RNN的输入分为当前的input 以及上一次时序的 state，也就是下面这行代码。

output, state = cell(inp, state)

训练时和测试时的区别在于inp的不同

train 阶段: inp来自 decoder_inputs

predict 阶段: inp = loop_function(prev, i)

以翻译任务为例，在训练阶段有 decode_inputs 来“指导”网络来学习。而在测试时，只能依靠前一时序的cell的输出作为上下文。

embedding_attention_seq2seq

引入Attention机制的Seq2Seq就显得复杂多了。先来看一张图，

在encode过程中一系列的输出，作为decode的输入。以翻译任务为例，译文的某个单词，只与原文的某几个词相关，而不是整个句子，例如译文的第一个单词，可以由原文的前几个词的信息就能得到。也就是译文的每个单词的信息来自于原文的部分词语，也就是原文的每个词受到的”注意力”(权重)是不一样的。

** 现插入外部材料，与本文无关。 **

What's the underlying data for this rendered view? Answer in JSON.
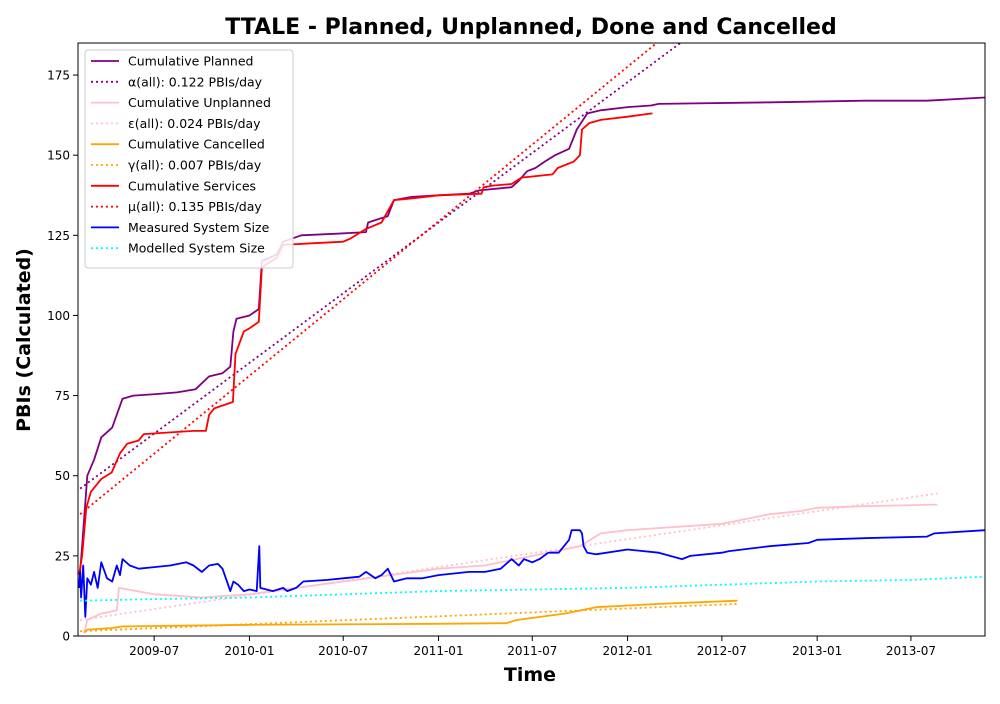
{
  "chart_data": {
    "type": "line",
    "title": "TTALE - Planned, Unplanned, Done  and Cancelled",
    "xlabel": "Time",
    "ylabel": "PBIs (Calculated)",
    "xlim": [
      "2009-02-04",
      "2013-11-21"
    ],
    "ylim": [
      0,
      185
    ],
    "x_ticks": [
      "2009-07",
      "2010-01",
      "2010-07",
      "2011-01",
      "2011-07",
      "2012-01",
      "2012-07",
      "2013-01",
      "2013-07"
    ],
    "y_ticks": [
      0,
      25,
      50,
      75,
      100,
      125,
      150,
      175
    ],
    "grid": false,
    "legend_position": "top-left",
    "series": [
      {
        "name": "Cumulative Planned",
        "color": "#800080",
        "style": "solid",
        "points": [
          [
            "2009-02-08",
            20
          ],
          [
            "2009-02-12",
            28
          ],
          [
            "2009-02-22",
            50
          ],
          [
            "2009-03-07",
            55
          ],
          [
            "2009-03-21",
            62
          ],
          [
            "2009-04-11",
            65
          ],
          [
            "2009-04-22",
            70
          ],
          [
            "2009-05-01",
            74
          ],
          [
            "2009-05-22",
            75
          ],
          [
            "2009-07-07",
            75.5
          ],
          [
            "2009-08-14",
            76
          ],
          [
            "2009-09-19",
            77
          ],
          [
            "2009-10-15",
            81
          ],
          [
            "2009-11-10",
            82
          ],
          [
            "2009-11-25",
            84
          ],
          [
            "2009-12-01",
            95
          ],
          [
            "2009-12-07",
            99
          ],
          [
            "2010-01-01",
            100
          ],
          [
            "2010-01-19",
            102
          ],
          [
            "2010-01-25",
            117
          ],
          [
            "2010-02-23",
            119
          ],
          [
            "2010-03-07",
            123
          ],
          [
            "2010-04-11",
            125
          ],
          [
            "2010-06-19",
            125.5
          ],
          [
            "2010-08-14",
            126
          ],
          [
            "2010-08-18",
            129
          ],
          [
            "2010-09-25",
            131
          ],
          [
            "2010-10-07",
            136
          ],
          [
            "2010-11-10",
            137
          ],
          [
            "2011-01-01",
            137.5
          ],
          [
            "2011-03-01",
            138
          ],
          [
            "2011-03-21",
            139
          ],
          [
            "2011-05-22",
            140
          ],
          [
            "2011-06-05",
            142
          ],
          [
            "2011-06-21",
            145
          ],
          [
            "2011-07-07",
            146
          ],
          [
            "2011-07-25",
            148
          ],
          [
            "2011-08-14",
            150
          ],
          [
            "2011-09-10",
            152
          ],
          [
            "2011-09-25",
            158
          ],
          [
            "2011-10-15",
            163
          ],
          [
            "2011-11-10",
            164
          ],
          [
            "2012-01-01",
            165
          ],
          [
            "2012-02-15",
            165.5
          ],
          [
            "2012-03-01",
            166
          ],
          [
            "2012-10-07",
            166.5
          ],
          [
            "2013-04-03",
            167
          ],
          [
            "2013-08-01",
            167
          ],
          [
            "2013-11-21",
            168
          ]
        ]
      },
      {
        "name": "α(all): 0.122 PBIs/day",
        "color": "#800080",
        "style": "dotted",
        "points": [
          [
            "2009-02-08",
            46
          ],
          [
            "2012-04-12",
            185
          ]
        ]
      },
      {
        "name": "Cumulative Unplanned",
        "color": "#ffc0cb",
        "style": "solid",
        "points": [
          [
            "2009-02-16",
            1
          ],
          [
            "2009-02-22",
            5
          ],
          [
            "2009-03-21",
            7
          ],
          [
            "2009-04-20",
            8
          ],
          [
            "2009-04-24",
            15
          ],
          [
            "2009-07-01",
            13
          ],
          [
            "2009-10-01",
            12
          ],
          [
            "2010-01-01",
            13
          ],
          [
            "2010-04-01",
            15
          ],
          [
            "2010-07-01",
            17
          ],
          [
            "2010-10-01",
            19
          ],
          [
            "2011-01-01",
            21
          ],
          [
            "2011-04-01",
            22
          ],
          [
            "2011-07-01",
            25
          ],
          [
            "2011-10-01",
            28
          ],
          [
            "2011-11-10",
            32
          ],
          [
            "2012-01-01",
            33
          ],
          [
            "2012-04-01",
            34
          ],
          [
            "2012-07-01",
            35
          ],
          [
            "2012-08-01",
            36
          ],
          [
            "2012-10-01",
            38
          ],
          [
            "2012-12-01",
            39
          ],
          [
            "2013-01-01",
            40
          ],
          [
            "2013-04-01",
            40.5
          ],
          [
            "2013-08-21",
            41
          ]
        ]
      },
      {
        "name": "ε(all): 0.024 PBIs/day",
        "color": "#ffc0cb",
        "style": "dotted",
        "points": [
          [
            "2009-02-08",
            5
          ],
          [
            "2013-08-21",
            44.5
          ]
        ]
      },
      {
        "name": "Cumulative Cancelled",
        "color": "#ffa500",
        "style": "solid",
        "points": [
          [
            "2009-02-16",
            1
          ],
          [
            "2009-02-22",
            2
          ],
          [
            "2009-04-11",
            2.5
          ],
          [
            "2009-05-01",
            3
          ],
          [
            "2010-01-01",
            3.5
          ],
          [
            "2011-01-01",
            3.8
          ],
          [
            "2011-05-12",
            4
          ],
          [
            "2011-06-01",
            5
          ],
          [
            "2011-09-01",
            7
          ],
          [
            "2011-11-01",
            9
          ],
          [
            "2012-03-01",
            10
          ],
          [
            "2012-07-31",
            11
          ]
        ]
      },
      {
        "name": "γ(all): 0.007 PBIs/day",
        "color": "#ffa500",
        "style": "dotted",
        "points": [
          [
            "2009-02-08",
            1.5
          ],
          [
            "2012-07-31",
            10
          ]
        ]
      },
      {
        "name": "Cumulative Services",
        "color": "#ff0000",
        "style": "solid",
        "points": [
          [
            "2009-02-06",
            19
          ],
          [
            "2009-02-12",
            25
          ],
          [
            "2009-02-20",
            40
          ],
          [
            "2009-03-01",
            45
          ],
          [
            "2009-03-21",
            49
          ],
          [
            "2009-04-10",
            51
          ],
          [
            "2009-04-26",
            57
          ],
          [
            "2009-05-10",
            60
          ],
          [
            "2009-06-01",
            61
          ],
          [
            "2009-06-11",
            63
          ],
          [
            "2009-09-15",
            64
          ],
          [
            "2009-10-09",
            64
          ],
          [
            "2009-10-15",
            69
          ],
          [
            "2009-10-25",
            71
          ],
          [
            "2009-11-30",
            73
          ],
          [
            "2009-12-05",
            88
          ],
          [
            "2009-12-21",
            95
          ],
          [
            "2010-01-01",
            96
          ],
          [
            "2010-01-19",
            98
          ],
          [
            "2010-01-25",
            115
          ],
          [
            "2010-02-23",
            118
          ],
          [
            "2010-03-07",
            122
          ],
          [
            "2010-05-01",
            122.5
          ],
          [
            "2010-07-01",
            123
          ],
          [
            "2010-07-15",
            124
          ],
          [
            "2010-08-14",
            127
          ],
          [
            "2010-09-13",
            129
          ],
          [
            "2010-10-07",
            136
          ],
          [
            "2010-11-10",
            136.5
          ],
          [
            "2011-01-01",
            137.5
          ],
          [
            "2011-03-25",
            138
          ],
          [
            "2011-03-29",
            140
          ],
          [
            "2011-04-15",
            140.5
          ],
          [
            "2011-05-22",
            141
          ],
          [
            "2011-06-10",
            143
          ],
          [
            "2011-08-09",
            144
          ],
          [
            "2011-08-19",
            146
          ],
          [
            "2011-09-19",
            148
          ],
          [
            "2011-10-01",
            150
          ],
          [
            "2011-10-05",
            158
          ],
          [
            "2011-10-19",
            160
          ],
          [
            "2011-11-10",
            161
          ],
          [
            "2012-01-01",
            162
          ],
          [
            "2012-02-15",
            163
          ],
          [
            "2012-02-18",
            163
          ]
        ]
      },
      {
        "name": "μ(all): 0.135 PBIs/day",
        "color": "#ff0000",
        "style": "dotted",
        "points": [
          [
            "2009-02-08",
            38
          ],
          [
            "2012-02-26",
            185
          ]
        ]
      },
      {
        "name": "Measured System Size",
        "color": "#0000ff",
        "style": "solid",
        "points": [
          [
            "2009-02-06",
            15
          ],
          [
            "2009-02-08",
            20
          ],
          [
            "2009-02-10",
            12
          ],
          [
            "2009-02-14",
            22
          ],
          [
            "2009-02-18",
            6
          ],
          [
            "2009-02-22",
            18
          ],
          [
            "2009-03-01",
            16
          ],
          [
            "2009-03-07",
            20
          ],
          [
            "2009-03-14",
            15
          ],
          [
            "2009-03-21",
            23
          ],
          [
            "2009-04-01",
            18
          ],
          [
            "2009-04-11",
            17
          ],
          [
            "2009-04-20",
            22
          ],
          [
            "2009-04-26",
            19
          ],
          [
            "2009-05-01",
            24
          ],
          [
            "2009-05-15",
            22
          ],
          [
            "2009-06-01",
            21
          ],
          [
            "2009-07-01",
            21.5
          ],
          [
            "2009-08-01",
            22
          ],
          [
            "2009-09-01",
            23
          ],
          [
            "2009-09-15",
            22
          ],
          [
            "2009-10-01",
            20
          ],
          [
            "2009-10-15",
            22
          ],
          [
            "2009-11-01",
            22.5
          ],
          [
            "2009-11-10",
            21
          ],
          [
            "2009-11-25",
            14
          ],
          [
            "2009-12-01",
            17
          ],
          [
            "2009-12-10",
            16
          ],
          [
            "2009-12-21",
            14
          ],
          [
            "2010-01-01",
            14.5
          ],
          [
            "2010-01-15",
            14
          ],
          [
            "2010-01-20",
            28
          ],
          [
            "2010-01-22",
            15
          ],
          [
            "2010-02-15",
            14
          ],
          [
            "2010-03-07",
            15
          ],
          [
            "2010-03-15",
            14
          ],
          [
            "2010-04-01",
            15
          ],
          [
            "2010-04-15",
            17
          ],
          [
            "2010-06-01",
            17.5
          ],
          [
            "2010-07-01",
            18
          ],
          [
            "2010-08-01",
            18.5
          ],
          [
            "2010-08-14",
            20
          ],
          [
            "2010-09-01",
            18
          ],
          [
            "2010-09-13",
            19
          ],
          [
            "2010-09-25",
            21
          ],
          [
            "2010-10-07",
            17
          ],
          [
            "2010-11-01",
            18
          ],
          [
            "2010-12-01",
            18
          ],
          [
            "2011-01-01",
            19
          ],
          [
            "2011-03-01",
            20
          ],
          [
            "2011-04-01",
            20
          ],
          [
            "2011-05-01",
            21
          ],
          [
            "2011-05-22",
            24
          ],
          [
            "2011-06-05",
            22
          ],
          [
            "2011-06-15",
            24
          ],
          [
            "2011-07-01",
            23
          ],
          [
            "2011-07-15",
            24
          ],
          [
            "2011-08-01",
            26
          ],
          [
            "2011-08-21",
            26
          ],
          [
            "2011-09-10",
            30
          ],
          [
            "2011-09-15",
            33
          ],
          [
            "2011-10-01",
            33
          ],
          [
            "2011-10-05",
            32
          ],
          [
            "2011-10-08",
            28
          ],
          [
            "2011-10-15",
            26
          ],
          [
            "2011-11-01",
            25.5
          ],
          [
            "2012-01-01",
            27
          ],
          [
            "2012-03-01",
            26
          ],
          [
            "2012-04-15",
            24
          ],
          [
            "2012-05-01",
            25
          ],
          [
            "2012-07-01",
            26
          ],
          [
            "2012-07-15",
            26.5
          ],
          [
            "2012-10-01",
            28
          ],
          [
            "2012-12-15",
            29
          ],
          [
            "2013-01-01",
            30
          ],
          [
            "2013-04-01",
            30.5
          ],
          [
            "2013-08-01",
            31
          ],
          [
            "2013-08-15",
            32
          ],
          [
            "2013-11-21",
            33
          ]
        ]
      },
      {
        "name": "Modelled System Size",
        "color": "#00ffff",
        "style": "dotted",
        "points": [
          [
            "2009-02-08",
            11
          ],
          [
            "2009-07-01",
            11.5
          ],
          [
            "2010-01-01",
            12
          ],
          [
            "2010-07-01",
            13
          ],
          [
            "2011-01-01",
            14
          ],
          [
            "2011-07-01",
            14.5
          ],
          [
            "2012-01-01",
            15
          ],
          [
            "2012-07-01",
            16
          ],
          [
            "2013-01-01",
            17
          ],
          [
            "2013-07-01",
            17.5
          ],
          [
            "2013-11-21",
            18.5
          ]
        ]
      }
    ]
  }
}
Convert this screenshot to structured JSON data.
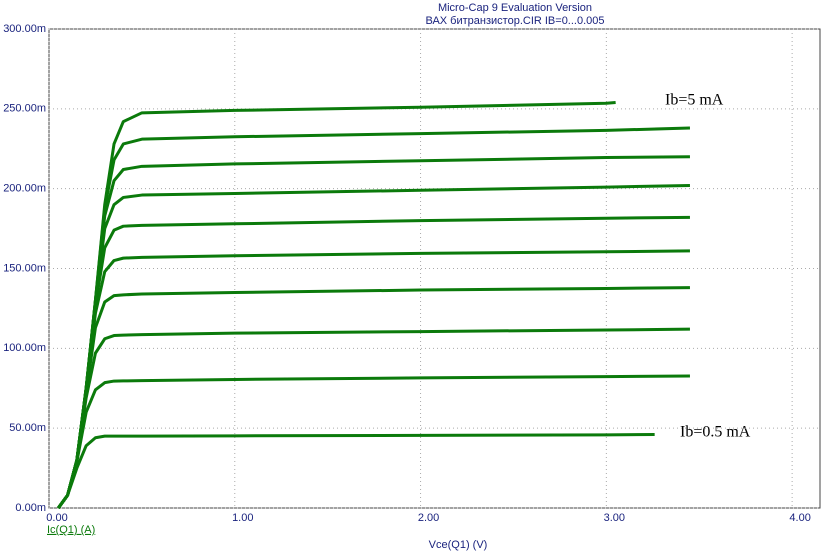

def embedding_attention_seq2seq(encoder_inputs,
                                decoder_inputs,
                                cell,
                                num_encoder_symbols,
                                num_decoder_symbols,
                                embedding_size,
                                num_heads=1,
                                output_projection=None,
                                feed_previous=False,
                                dtype=None,
                                scope=None,
                                initial_state_attention=False):
  """Embedding sequence-to-sequence model with attention.
  This model first embeds encoder_inputs by a newly created embedding (of shape
  [num_encoder_symbols x input_size]). Then it runs an RNN to encode
  embedded encoder_inputs into a state vector. It keeps the outputs of this
  RNN at every step to use for attention later. Next, it embeds decoder_inputs
  by another newly created embedding (of shape [num_decoder_symbols x
  input_size]). Then it runs attention decoder, initialized with the last
  encoder state, on embedded decoder_inputs and attending to encoder outputs.
  Warning: when output_projection is None, the size of the attention vectors
  and variables will be made proportional to num_decoder_symbols, can be large.
  Args:
    encoder_inputs: A list of 1D int32 Tensors of shape [batch_size].
    decoder_inputs: A list of 1D int32 Tensors of shape [batch_size].
    cell: tf.nn.rnn_cell.RNNCell defining the cell function and size.
    num_encoder_symbols: Integer; number of symbols on the encoder side.
    num_decoder_symbols: Integer; number of symbols on the decoder side.
    embedding_size: Integer, the length of the embedding vector for each symbol.
    num_heads: Number of attention heads that read from attention_states.
    output_projection: None or a pair (W, B) of output projection weights and
      biases; W has shape [output_size x num_decoder_symbols] and B has
      shape [num_decoder_symbols]; if provided and feed_previous=True, each
      fed previous output will first be multiplied by W and added B.
    feed_previous: Boolean or scalar Boolean Tensor; if True, only the first
      of decoder_inputs will be used (the "GO" symbol), and all other decoder
      inputs will be taken from previous outputs (as in embedding_rnn_decoder).
      If False, decoder_inputs are used as given (the standard decoder case).
    dtype: The dtype of the initial RNN state (default: tf.float32).
    scope: VariableScope for the created subgraph; defaults to
      "embedding_attention_seq2seq".
    initial_state_attention: If False (default), initial attentions are zero.
      If True, initialize the attentions from the initial state and attention
      states.
  Returns:
    A tuple of the form (outputs, state), where:
      outputs: A list of the same length as decoder_inputs of 2D Tensors with
        shape [batch_size x num_decoder_symbols] containing the generated
        outputs.
      state: The state of each decoder cell at the final time-step.
        It is a 2D Tensor of shape [batch_size x cell.state_size].
  """
  with variable_scope.variable_scope(
      scope or "embedding_attention_seq2seq", dtype=dtype) as scope:
    dtype = scope.dtype
    # Encoder.
    encoder_cell = copy.deepcopy(cell)
    encoder_cell = core_rnn_cell.EmbeddingWrapper(
        encoder_cell,
        embedding_classes=num_encoder_symbols,
        embedding_size=embedding_size)
    encoder_outputs, encoder_state = rnn.static_rnn(
        encoder_cell, encoder_inputs, dtype=dtype)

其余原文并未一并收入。